The most probable setting for this debate was in Mark's church, remembering what happened to John the Baptist --- He was beheaded --- for being critical of Herod Antipas and the divorce of Herodias in order then, to marry this ruler. So the question: Is it alright for the ordinary person to do merely what is already acceptable by royalty?

Jesus rejects the scriptural arguments of the Hebrew tradition, stating they were because of "hardness of the heart" and he moves beyond them to consider what was God's original intent for men and women. He raised the conversation to another level.

There were elaborate technicalities at the time as to what accounted for "adultery." Jesus bypasses these questions altogether. And Jesus even argues with scripture, argues with God, it would seem, about some higher intent of the Creator and for the sake of the creation.

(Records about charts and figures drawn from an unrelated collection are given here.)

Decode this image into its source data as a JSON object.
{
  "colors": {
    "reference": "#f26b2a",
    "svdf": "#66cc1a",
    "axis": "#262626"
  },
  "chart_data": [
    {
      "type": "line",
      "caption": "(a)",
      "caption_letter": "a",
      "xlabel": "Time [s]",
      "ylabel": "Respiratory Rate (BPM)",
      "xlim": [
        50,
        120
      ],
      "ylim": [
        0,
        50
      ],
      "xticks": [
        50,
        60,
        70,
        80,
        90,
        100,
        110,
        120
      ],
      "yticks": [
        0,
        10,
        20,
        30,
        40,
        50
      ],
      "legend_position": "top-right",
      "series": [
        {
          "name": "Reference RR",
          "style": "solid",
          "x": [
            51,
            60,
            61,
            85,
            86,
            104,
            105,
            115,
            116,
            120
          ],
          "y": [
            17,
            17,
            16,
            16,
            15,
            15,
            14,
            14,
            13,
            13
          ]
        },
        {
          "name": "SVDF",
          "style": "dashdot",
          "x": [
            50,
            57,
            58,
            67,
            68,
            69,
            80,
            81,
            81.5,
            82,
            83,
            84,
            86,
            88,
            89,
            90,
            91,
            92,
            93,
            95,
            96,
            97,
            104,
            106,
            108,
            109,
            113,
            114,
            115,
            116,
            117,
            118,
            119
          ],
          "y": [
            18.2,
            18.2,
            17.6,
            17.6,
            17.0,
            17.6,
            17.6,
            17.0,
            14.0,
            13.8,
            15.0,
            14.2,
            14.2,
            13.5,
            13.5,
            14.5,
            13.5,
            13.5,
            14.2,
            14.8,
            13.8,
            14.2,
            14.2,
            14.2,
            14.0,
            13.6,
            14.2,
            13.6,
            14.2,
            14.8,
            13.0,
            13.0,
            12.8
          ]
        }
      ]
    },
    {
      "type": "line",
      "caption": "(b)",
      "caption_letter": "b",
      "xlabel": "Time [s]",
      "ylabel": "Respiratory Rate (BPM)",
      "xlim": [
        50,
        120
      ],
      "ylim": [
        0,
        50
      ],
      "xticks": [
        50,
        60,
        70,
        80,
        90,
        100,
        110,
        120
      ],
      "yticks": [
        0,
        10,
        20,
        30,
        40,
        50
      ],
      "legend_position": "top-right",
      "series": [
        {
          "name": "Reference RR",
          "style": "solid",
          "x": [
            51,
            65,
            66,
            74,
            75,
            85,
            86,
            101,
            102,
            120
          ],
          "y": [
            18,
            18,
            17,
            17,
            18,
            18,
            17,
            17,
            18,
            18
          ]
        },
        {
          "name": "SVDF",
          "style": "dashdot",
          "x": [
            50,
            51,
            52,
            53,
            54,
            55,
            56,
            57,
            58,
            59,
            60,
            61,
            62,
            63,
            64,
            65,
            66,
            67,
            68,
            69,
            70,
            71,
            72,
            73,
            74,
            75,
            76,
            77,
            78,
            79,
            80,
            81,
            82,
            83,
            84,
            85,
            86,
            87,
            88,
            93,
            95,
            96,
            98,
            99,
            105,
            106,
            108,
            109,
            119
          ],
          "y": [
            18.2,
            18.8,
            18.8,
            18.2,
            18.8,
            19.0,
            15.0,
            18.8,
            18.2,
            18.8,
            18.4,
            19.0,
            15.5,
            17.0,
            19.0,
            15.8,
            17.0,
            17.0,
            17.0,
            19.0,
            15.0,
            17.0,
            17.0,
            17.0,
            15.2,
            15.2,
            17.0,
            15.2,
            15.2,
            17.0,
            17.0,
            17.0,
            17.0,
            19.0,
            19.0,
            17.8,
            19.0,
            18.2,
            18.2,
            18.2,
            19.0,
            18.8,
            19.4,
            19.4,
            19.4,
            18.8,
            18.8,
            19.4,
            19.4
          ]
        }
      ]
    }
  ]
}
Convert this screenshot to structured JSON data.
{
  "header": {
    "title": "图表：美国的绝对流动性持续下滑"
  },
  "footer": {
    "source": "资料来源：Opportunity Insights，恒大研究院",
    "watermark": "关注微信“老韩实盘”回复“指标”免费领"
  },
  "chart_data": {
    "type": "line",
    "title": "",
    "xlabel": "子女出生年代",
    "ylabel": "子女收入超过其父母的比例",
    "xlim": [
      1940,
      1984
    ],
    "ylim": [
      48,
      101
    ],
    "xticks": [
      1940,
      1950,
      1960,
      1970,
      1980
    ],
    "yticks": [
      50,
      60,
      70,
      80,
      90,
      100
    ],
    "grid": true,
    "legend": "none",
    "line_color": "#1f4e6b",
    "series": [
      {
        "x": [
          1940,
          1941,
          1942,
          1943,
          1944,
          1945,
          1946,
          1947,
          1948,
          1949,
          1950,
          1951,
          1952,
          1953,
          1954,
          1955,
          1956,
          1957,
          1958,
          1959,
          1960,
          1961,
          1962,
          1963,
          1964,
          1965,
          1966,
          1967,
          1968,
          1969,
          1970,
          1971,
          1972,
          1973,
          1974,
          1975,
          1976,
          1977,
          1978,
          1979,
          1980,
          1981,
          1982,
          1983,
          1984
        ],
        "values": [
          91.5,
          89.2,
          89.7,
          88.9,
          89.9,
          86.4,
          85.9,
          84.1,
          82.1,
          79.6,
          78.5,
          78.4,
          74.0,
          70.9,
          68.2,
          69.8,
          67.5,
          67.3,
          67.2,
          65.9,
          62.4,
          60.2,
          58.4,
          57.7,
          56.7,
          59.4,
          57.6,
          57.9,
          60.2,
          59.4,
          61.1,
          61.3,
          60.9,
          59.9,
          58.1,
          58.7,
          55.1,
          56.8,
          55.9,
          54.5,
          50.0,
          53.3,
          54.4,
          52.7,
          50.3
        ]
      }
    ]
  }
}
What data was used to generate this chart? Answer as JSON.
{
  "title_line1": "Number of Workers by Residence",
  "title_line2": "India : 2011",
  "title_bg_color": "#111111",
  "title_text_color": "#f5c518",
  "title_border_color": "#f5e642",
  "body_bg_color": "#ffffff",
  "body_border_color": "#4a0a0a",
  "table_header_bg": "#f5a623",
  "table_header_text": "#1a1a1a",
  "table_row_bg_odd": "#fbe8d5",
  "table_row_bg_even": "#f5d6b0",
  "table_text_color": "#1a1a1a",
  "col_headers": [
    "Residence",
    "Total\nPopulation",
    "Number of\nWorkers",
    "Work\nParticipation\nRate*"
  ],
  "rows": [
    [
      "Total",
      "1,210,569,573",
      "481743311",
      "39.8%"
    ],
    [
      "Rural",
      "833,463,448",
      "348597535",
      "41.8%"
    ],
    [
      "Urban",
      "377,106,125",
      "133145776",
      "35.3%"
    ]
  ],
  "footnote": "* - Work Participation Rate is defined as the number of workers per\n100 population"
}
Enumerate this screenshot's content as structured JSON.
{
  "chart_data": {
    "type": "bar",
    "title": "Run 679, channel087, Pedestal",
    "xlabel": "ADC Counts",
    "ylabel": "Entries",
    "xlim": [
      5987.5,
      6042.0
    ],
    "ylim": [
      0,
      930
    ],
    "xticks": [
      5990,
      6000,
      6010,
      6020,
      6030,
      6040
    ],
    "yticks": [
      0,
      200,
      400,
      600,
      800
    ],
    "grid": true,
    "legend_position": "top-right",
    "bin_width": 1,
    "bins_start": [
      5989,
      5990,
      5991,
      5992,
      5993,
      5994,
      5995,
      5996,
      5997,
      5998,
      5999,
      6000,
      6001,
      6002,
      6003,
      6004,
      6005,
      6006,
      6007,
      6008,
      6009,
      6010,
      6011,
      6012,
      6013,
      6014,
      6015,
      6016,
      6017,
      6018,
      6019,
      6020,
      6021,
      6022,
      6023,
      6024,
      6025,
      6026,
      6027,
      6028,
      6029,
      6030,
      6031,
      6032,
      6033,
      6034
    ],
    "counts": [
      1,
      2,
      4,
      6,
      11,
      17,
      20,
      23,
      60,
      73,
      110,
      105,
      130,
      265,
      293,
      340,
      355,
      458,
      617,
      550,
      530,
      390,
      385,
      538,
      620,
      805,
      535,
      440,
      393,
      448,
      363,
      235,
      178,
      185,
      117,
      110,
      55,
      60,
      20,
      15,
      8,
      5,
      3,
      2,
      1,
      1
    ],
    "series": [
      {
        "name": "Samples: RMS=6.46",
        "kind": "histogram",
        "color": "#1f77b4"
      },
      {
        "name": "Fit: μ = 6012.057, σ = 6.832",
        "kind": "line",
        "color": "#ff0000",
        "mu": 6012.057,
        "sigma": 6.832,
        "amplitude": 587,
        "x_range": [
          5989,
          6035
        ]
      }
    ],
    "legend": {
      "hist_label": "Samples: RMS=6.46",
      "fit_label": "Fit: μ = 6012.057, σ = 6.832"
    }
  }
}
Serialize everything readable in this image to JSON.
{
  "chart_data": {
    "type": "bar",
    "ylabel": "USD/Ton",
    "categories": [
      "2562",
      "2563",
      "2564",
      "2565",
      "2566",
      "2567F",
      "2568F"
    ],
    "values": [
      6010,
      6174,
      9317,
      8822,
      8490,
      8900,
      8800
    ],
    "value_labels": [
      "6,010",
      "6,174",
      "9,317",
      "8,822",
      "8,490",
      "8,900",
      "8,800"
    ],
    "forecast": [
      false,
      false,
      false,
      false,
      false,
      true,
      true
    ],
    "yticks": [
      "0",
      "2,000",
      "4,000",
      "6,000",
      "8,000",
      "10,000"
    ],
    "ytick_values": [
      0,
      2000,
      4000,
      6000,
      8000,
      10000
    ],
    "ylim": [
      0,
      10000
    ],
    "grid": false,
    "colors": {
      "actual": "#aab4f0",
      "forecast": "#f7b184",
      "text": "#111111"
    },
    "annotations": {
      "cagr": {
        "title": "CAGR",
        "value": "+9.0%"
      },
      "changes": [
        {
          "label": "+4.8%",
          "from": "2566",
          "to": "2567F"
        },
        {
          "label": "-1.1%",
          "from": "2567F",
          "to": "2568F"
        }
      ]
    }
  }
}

The father of Herod Antipas, Herod the Great (37-4 BC), the ruler in whose time Jesus was born, had married a certain "Mary" (Mariamne) from the family of the Hasmonians, or the Maccabees, the past heroes of Israel. Herod accused her falsely of adultery and had her executed in 35 BC. Since that time, throughout Palestine, out of protest, peasant parents named their children "Mary."

And it was within the context of this protest that "Mary" was chosen to be the Mother of our Lord.

Around this difficult topic, and acting responsibly regarding the text, we must raise the level of conversation in our culture today. People will not abide simplistic answers to complex problems; neither did Jesus and neither should we.

And as church, and for the sake of dealing with urgent and difficult matters, "this place is about as safe as it is going to get."